Trideck performance motoryachts are not as rare as they used to be—even those that pack 5,600 hp and display the sort of rakish charm that wouldn’t look out of place as the personal plaything of a Bond villain. But although nothing like this has emerged from a British shipyard before, that wasn’t the most intriguing thing about her. What no one could figure out at first was how Sunseeker had made her seem so big inside.

And it does take a bit of working out. This is a yacht with four big en suite guest cabins, an improbably large, full-beam owner’s suite, and an upper lounge/bar that seems almost as generously proportioned as the main saloon below. The sheer quantity of internal volume available for the accommodation seems to be the result of some cunning sleight of hand, as if it has been borrowed from a bigger boat.

Although there has been some clever lateral thinking, the idea has come not from bigger boats, but from the smaller sport cruisers that have been Sunseeker’s stock in trade for decades. At a stroke, simply raising the foredeck has given the owner’s suite the best of both worlds: the width of the yacht’s full beam, combined with the light and window area of the main deck. In spite of first impressions from outside, the foredeck slopes upward from the bow to the wheelhouse windows and is reached from each side deck via a set of steps just forward of midships.

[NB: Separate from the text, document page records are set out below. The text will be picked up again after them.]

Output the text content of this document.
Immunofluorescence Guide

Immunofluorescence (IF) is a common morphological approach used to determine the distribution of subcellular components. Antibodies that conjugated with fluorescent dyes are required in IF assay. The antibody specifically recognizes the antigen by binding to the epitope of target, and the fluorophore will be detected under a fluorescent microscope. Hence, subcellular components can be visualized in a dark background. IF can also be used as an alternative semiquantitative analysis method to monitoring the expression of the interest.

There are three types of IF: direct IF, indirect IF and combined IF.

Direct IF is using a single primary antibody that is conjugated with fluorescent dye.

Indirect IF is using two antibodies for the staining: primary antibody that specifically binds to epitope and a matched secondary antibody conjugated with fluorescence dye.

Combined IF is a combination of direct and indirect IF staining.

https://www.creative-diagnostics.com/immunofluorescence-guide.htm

Not content with that, the designers then took the idea upstairs and stretched the upper lounge and its attendant “balcony” across the full beam, too, giving the upper deck the sort of floor space you’d normally expect only on the main deck of a yacht this size.

Space: Like oxygen, you take it for granted until you find yourself without quite enough of it. Which is why on boats it’s the ultimate luxury—particularly boats designed with the charter market in mind. The Sunseeker 37M satisfies both RINA and MCA regulations, and with two doubles on the lower deck plus two twin en suites with fold-down Pullman berths, this is a yacht that can accommodate up to 12 guests. Even with the option of a full-beam VIP suite instead of the two doubles, she still sleeps ten.

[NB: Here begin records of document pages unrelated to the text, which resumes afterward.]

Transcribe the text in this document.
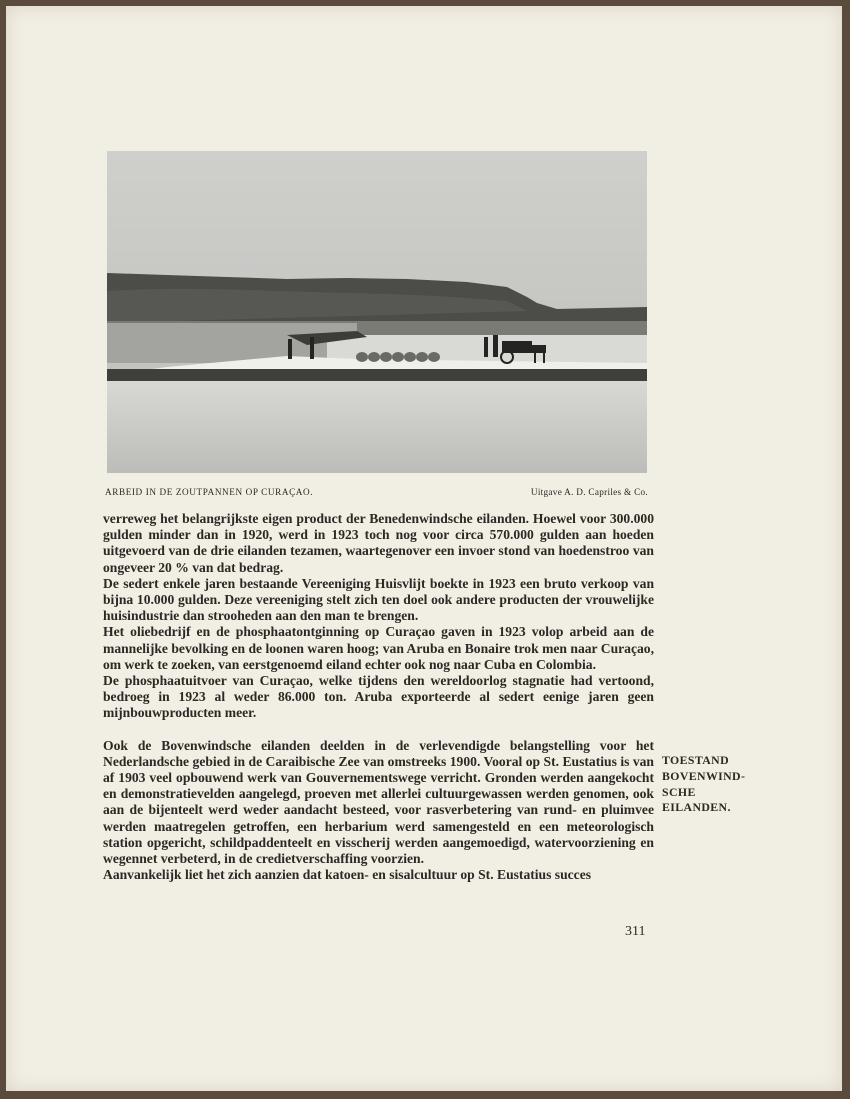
ARBEID IN DE ZOUTPANNEN OP CURAÇAO.	Uitgave A. D. Capriles & Co.

verreweg het belangrijkste eigen product der Benedenwindsche eilanden. Hoewel voor 300.000 gulden minder dan in 1920, werd in 1923 toch nog voor circa 570.000 gulden aan hoeden uitgevoerd van de drie eilanden tezamen, waartegenover een invoer stond van hoedenstroo van ongeveer 20 % van dat bedrag.

De sedert enkele jaren bestaande Vereeniging Huisvlijt boekte in 1923 een bruto verkoop van bijna 10.000 gulden. Deze vereeniging stelt zich ten doel ook andere producten der vrouwelijke huisindustrie dan strooheden aan den man te brengen.

Het oliebedrijf en de phosphaatontginning op Curaçao gaven in 1923 volop arbeid aan de mannelijke bevolking en de loonen waren hoog; van Aruba en Bonaire trok men naar Curaçao, om werk te zoeken, van eerstgenoemd eiland echter ook nog naar Cuba en Colombia.

De phosphaatuitvoer van Curaçao, welke tijdens den wereldoorlog stagnatie had vertoond, bedroeg in 1923 al weder 86.000 ton. Aruba exporteerde al sedert eenige jaren geen mijnbouwproducten meer.

Ook de Bovenwindsche eilanden deelden in de verlevendigde belangstelling voor het Nederlandsche gebied in de Caraibische Zee van omstreeks 1900. Vooral op St. Eustatius is van af 1903 veel opbouwend werk van Gouvernementswege verricht. Gronden werden aangekocht en demonstratievelden aangelegd, proeven met allerlei cultuurgewassen werden genomen, ook aan de bijenteelt werd weder aandacht besteed, voor rasverbetering van rund- en pluimvee werden maatregelen getroffen, een herbarium werd samengesteld en een meteorologisch station opgericht, schildpaddenteelt en visscherij werden aangemoedigd, watervoorziening en wegennet verbeterd, in de credietverschaffing voorzien.

Aanvankelijk liet het zich aanzien dat katoen- en sisalcultuur op St. Eustatius succes

TOESTAND
BOVENWIND-
SCHE
EILANDEN.
311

But, with its restful scheme of cream and beige, walnut veneers, and solid walnut joinery, there is nowhere in the guest accommodation that feels at all cramped. The guest cabins below are arranged symmetrically around a central lobby, which is reached down a spiral staircase on the starboard side, and each has an unusually spacious head and plenty of stowage. The crew quarters, three cabins with six berths plus a comfortable dinette and auxiliary galley, occupy the forward sections, accessed via the main galley.

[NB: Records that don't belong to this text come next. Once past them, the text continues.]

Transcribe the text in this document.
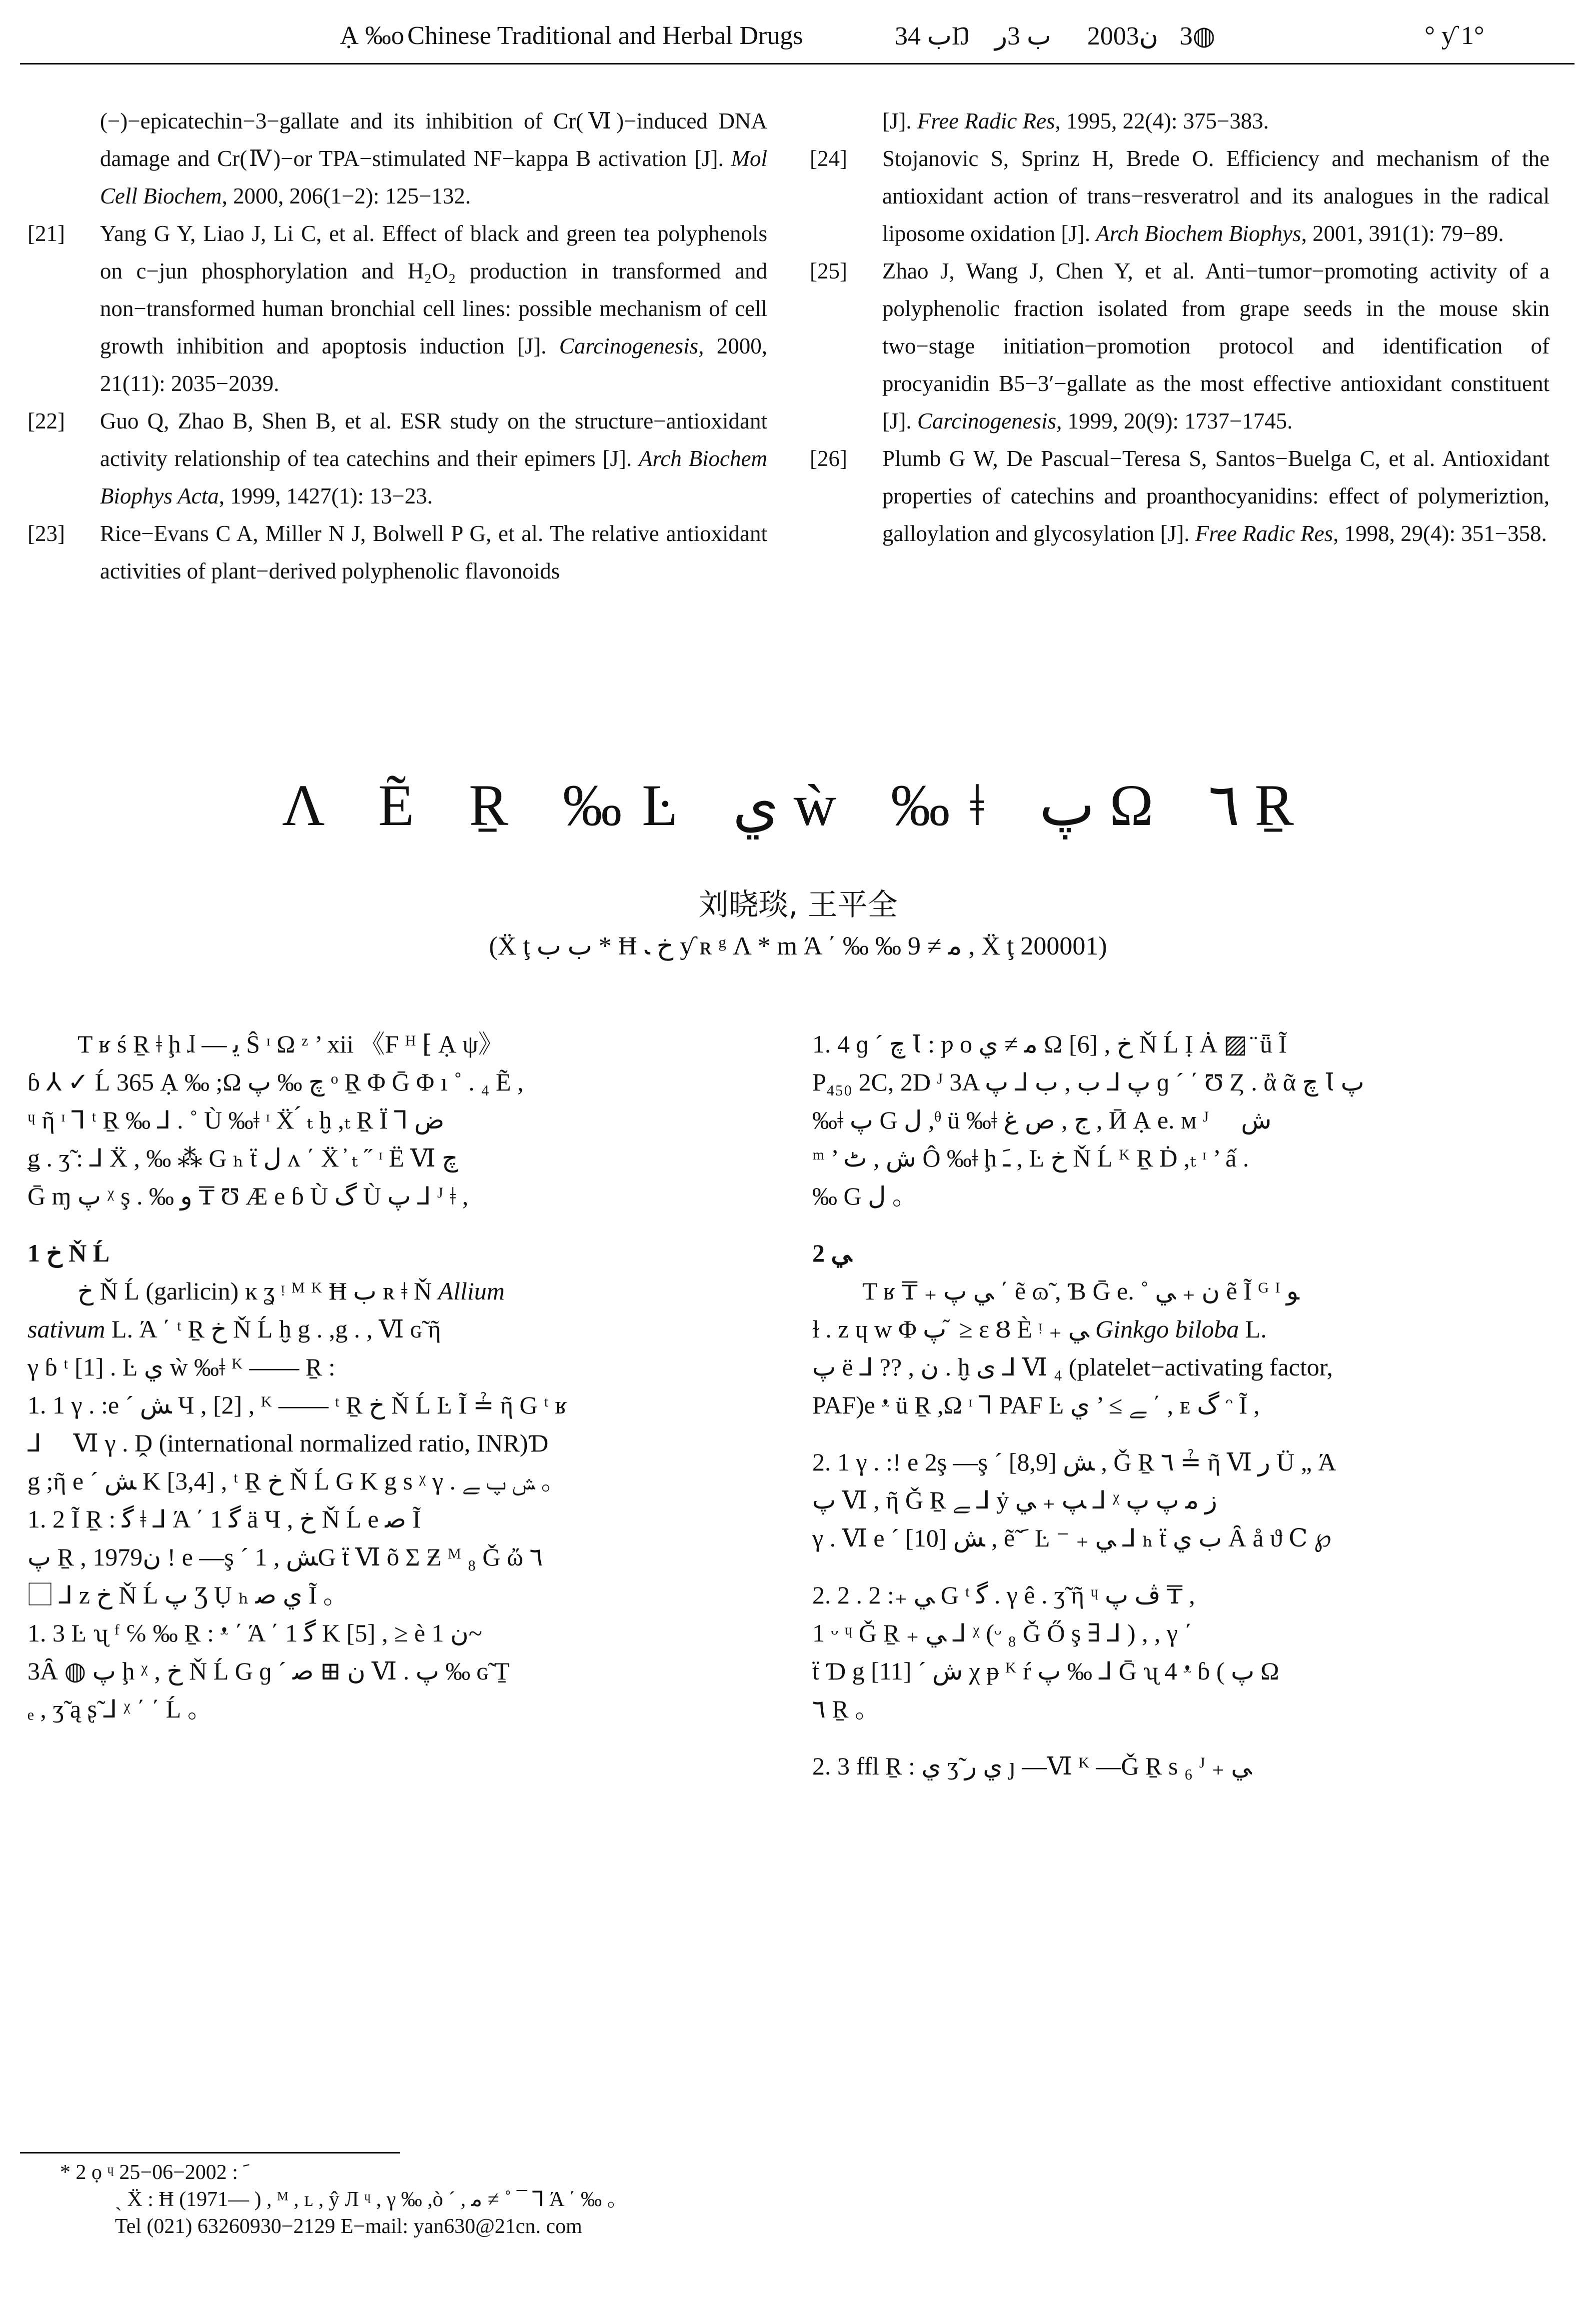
Ạ ‰o Chinese Traditional and Herbal Drugs	ب 34Ŋ ب 3ﺭ 2003ن 3◍	° ƴ 1°

(−)−epicatechin−3−gallate and its inhibition of Cr(Ⅵ)−induced DNA damage and Cr(Ⅳ)−or TPA−stimulated NF−kappa B activation [J]. Mol Cell Biochem, 2000, 206(1−2): 125−132.

[21] Yang G Y, Liao J, Li C, et al. Effect of black and green tea polyphenols on c−jun phosphorylation and H₂O₂ production in transformed and non−transformed human bronchial cell lines: possible mechanism of cell growth inhibition and apoptosis induction [J]. Carcinogenesis, 2000, 21(11): 2035−2039.

[22] Guo Q, Zhao B, Shen B, et al. ESR study on the structure−antioxidant activity relationship of tea catechins and their epimers [J]. Arch Biochem Biophys Acta, 1999, 1427(1): 13−23.

[23] Rice−Evans C A, Miller N J, Bolwell P G, et al. The relative antioxidant activities of plant−derived polyphenolic flavonoids

[J]. Free Radic Res, 1995, 22(4): 375−383.

[24] Stojanovic S, Sprinz H, Brede O. Efficiency and mechanism of the antioxidant action of trans−resveratrol and its analogues in the radical liposome oxidation [J]. Arch Biochem Biophys, 2001, 391(1): 79−89.

[25] Zhao J, Wang J, Chen Y, et al. Anti−tumor−promoting activity of a polyphenolic fraction isolated from grape seeds in the mouse skin two−stage initiation−promotion protocol and identification of procyanidin B5−3′−gallate as the most effective antioxidant constituent [J]. Carcinogenesis, 1999, 20(9): 1737−1745.

[26] Plumb G W, De Pascual−Teresa S, Santos−Buelga C, et al. Antioxidant properties of catechins and proanthocyanidins: effect of polymeriztion, galloylation and glycosylation [J]. Free Radic Res, 1998, 29(4): 351−358.

Λ Ẽ Ṟ ‰Ŀ ي ẁ ‰ǂ پ Ω ٦ Ṟ
刘晓琰, 王平全
(Ẍ ţ ﺏ ﺏ * Ħ ﺥ ﹳ ƴ ʀ ᵍ Λ * m Ά ΄ ‰ ‰ ﻣ ≠ 9 , Ẍ ţ 200001)

T ʁ ś Ṟ ǂ ḩ ɺ — ﯾ Ŝ ᶦ Ω ᶻ ’ xii 《Ϝ ᴴ ⁅ Ạ ψ》

ɓ ⅄ ✓ Ĺ 365 Ạ ‰ ;Ω ﭺ ‰ پ ᵒ Ṟ Φ Ḡ Φ ı ˚ . ₄ Ẽ ,

ᶣ ῆ ᶦ ⅂ ᵗ Ṟ ‰ ⅃ . ˚ Ù ‰ǂ ᶦ Ẍ ́ ₜ ḫ ,ₜ Ṟ Ï ⅂ ﺽ

ǥ . ʒ̃ : ⅃ Ẍ , ‰ ⁂ G ₕ ẗ ﻝ ʌ ΄ Ẍ ̓ ₜ ˝ ᶦ Ë Ⅵ ﭺ

Ḡ ɱ پ ᵡ ş . ‰ ﻭ ₸ Ʊ Æ e ɓ Ù ﮒ Ù پ ⅃ ᴶ ǂ ,

1 ﺥ Ň Ĺ

ﺥ Ň Ĺ (garlicin) ĸ ʓ ᵎ ᴹ ᴷ Ħ ﺏ ʀ ǂ Ň Allium

sativum L. Ά ΄ ᵗ Ṟ ﺥ Ň Ĺ ḫ g . ,g . , Ⅵ ɢ̃ ῆ

γ ɓ ᵗ [1] . Ŀ ي ẁ ‰ǂ ᴷ —— Ṟ :

1. 1 γ . :e ´ ﺶ Ч , [2] , ᴷ —— ᵗ Ṟ ﺥ Ň Ĺ Ŀ Ĩ ≟ ῆ G ᵗ ʁ

⅃ ⃞ Ⅵ γ . Ḓ (international normalized ratio, INR)Ɗ

g ;ῆ e ´ ﺶ K [3,4] , ᵗ Ṟ ﺥ Ň Ĺ G K g s ᵡ γ . ﺶ پ ﮯ 。

1. 2 Ĩ Ṟ : ﮔ ǂ ⅃ Ά ΄ 1 ﮔ ä Ч , ﺥ Ň Ĺ e ﺻ Ĩ

پ Ṟ , 1979ن ! e —ş ´ ﺶ , 1G ẗ Ⅵ õ Σ Ƶ ᴹ ₈ Ǧ ὤ ٦

⃞ ⅃ z ﺥ Ň Ĺ پ Ʒ Ụ ₕ ﻱ ﺻ Ĩ 。

1. 3 Ŀ ʯ ᶠ ℅ ‰ Ṟ : ᵜ ΄ Ά ΄ 1 ﮔ K [5] , ≥ è ﻥ 1~

3Ȃ ◍ پ ḩ ᵡ , ﺥ Ň Ĺ G ɡ ´ ﻥ ⊞ ﺻ Ⅵ . پ ‰ ɢ̃ Ṯ

ₑ , ʒ̃ ą ʂ̃ ⅃ ᵡ ΄ ΄ Ĺ 。

1. 4 ɡ ´ ﭺ Ꙇ : ƿ o ﻣ ≠ ﻱ Ω [6] , ﺥ Ň Ĺ Ị Ȧ ▨ ̈ ǖ Ĩ

P₄₅₀ 2C, 2D ᴶ 3A پ ⅃ ﺏ , ﺏ ⅃ پ ɡ ´ ΄ Ʊ Ȥ . ἂ ᾶ ﭺ Ꙇ پ

‰ǂ پ G ﻝ ,ᶿ ü ‰ǂ ﺝ , ﺹ ﻍ , Ӣ Ạ e. ᴍ ᴶ ⃞ ﺵ

ᵐ ’ ﺵ , ٹ Ô ‰ǂ ḩ ﹷ , Ŀ ﺥ Ň Ĺ ᴷ Ṟ Ḋ ,ₜ ᶦ ’ ấ .

‰ G ﻝ 。

2 ﻲ

T ʁ ₸ ₊ ﻲ پ ΄ ẽ ɷ̃ , Ɓ Ḡ e. ˚ ﻥ ₊ ﻲ ẽ Ĩ ᴳ ᴵ ﻮ

ɫ . z ɥ w Φ پ ᷉ ≥ ε Ȣ È ᵎ ₊ ﻲ Ginkgo biloba L.

پ ë ⅃ ?? , ﻥ . ḫ ﻯ ⅃ Ⅵ ₄ (platelet−activating factor,

PAF)e ᵜ ü Ṟ ,Ω ᶦ ⅂ PAF Ŀ ﮯ ≥ ’ ﻱ ΄ , ᴇ ﮒ ᵔ Ĩ ,

2. 1 γ . :! e 2ş —ş ´ ﺶ [8,9] , Ǧ Ṟ ٦ ≟ ῆ Ⅵ ﺭ Ü „ Ά

پ Ⅵ , ῆ Ǧ Ṟ ﮯ ⅃ ẏ ﭗ ₊ ﻲ ⅃ ᵡ ﺯ ﻣ پ پ

γ . Ⅵ e ´ ﺶ [10] , ẽ̃ ﹶ Ŀ ⁻ ₊ ﻲ ⅃ ₕ ẗ ﺏ ﻱ Ȃ å ϑ Ⅽ ℘

2. 2 . 2 :₊ ﻲ G ᵗ ﮔ . γ ê . ʒ̃ ῆ ᶣ ﭪ پ ₸ ,

1 ᵕ ᶣ Ǧ Ṟ ₊ ﻲ ⅃ ᵡ (ᵕ ₈ Ǧ Ő ş ∃ ⅃ ) , , γ ΄

ẗ Ɗ g [11] ´ ﺵ χ ᵽ ᴷ ŕ پ ‰ ⅃ Ḡ ʯ 4 ᵜ ɓ ( پ Ω

٦ Ṟ 。

2. 3 ffl Ṟ : ﻱ ʒ̃ ﻱ ﺭ ȷ —Ⅵ ᴷ —Ǧ Ṟ s ₆ ᴶ ₊ ﻲ

* 2 ọ ᶣ ﹶ : 2002−06−25
ˏ Ẍ : Ħ (1971— ) , ᴹ , ʟ , ŷ Л ᶣ , γ ‰ ,ò ´ , ﻣ ≠ ˚ ¯ ⅂ Ά ΄ ‰ 。
Tel (021) 63260930−2129 E−mail: yan630@21cn. com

The piece de resistance, though, is the master suite in the bow, which you find down the starboard corridor from the saloon, past the day heads. Here you enter full-beam territory, with huge superstructure windows that flood the space with light. The bed is offset slightly to port, making way for a pair of freestanding armchairs and a coffee table. The walk-in wardrobe on the port side forward does, for once, fully deserve that description, while the MSD and bidet have their own compartment with a basin to starboard. Down four steps leading forward, you find yourself in a domestic-size bathroom, with a pair of sinks, a big shower on the port side, a bath to starboard, and plenty of floor between them.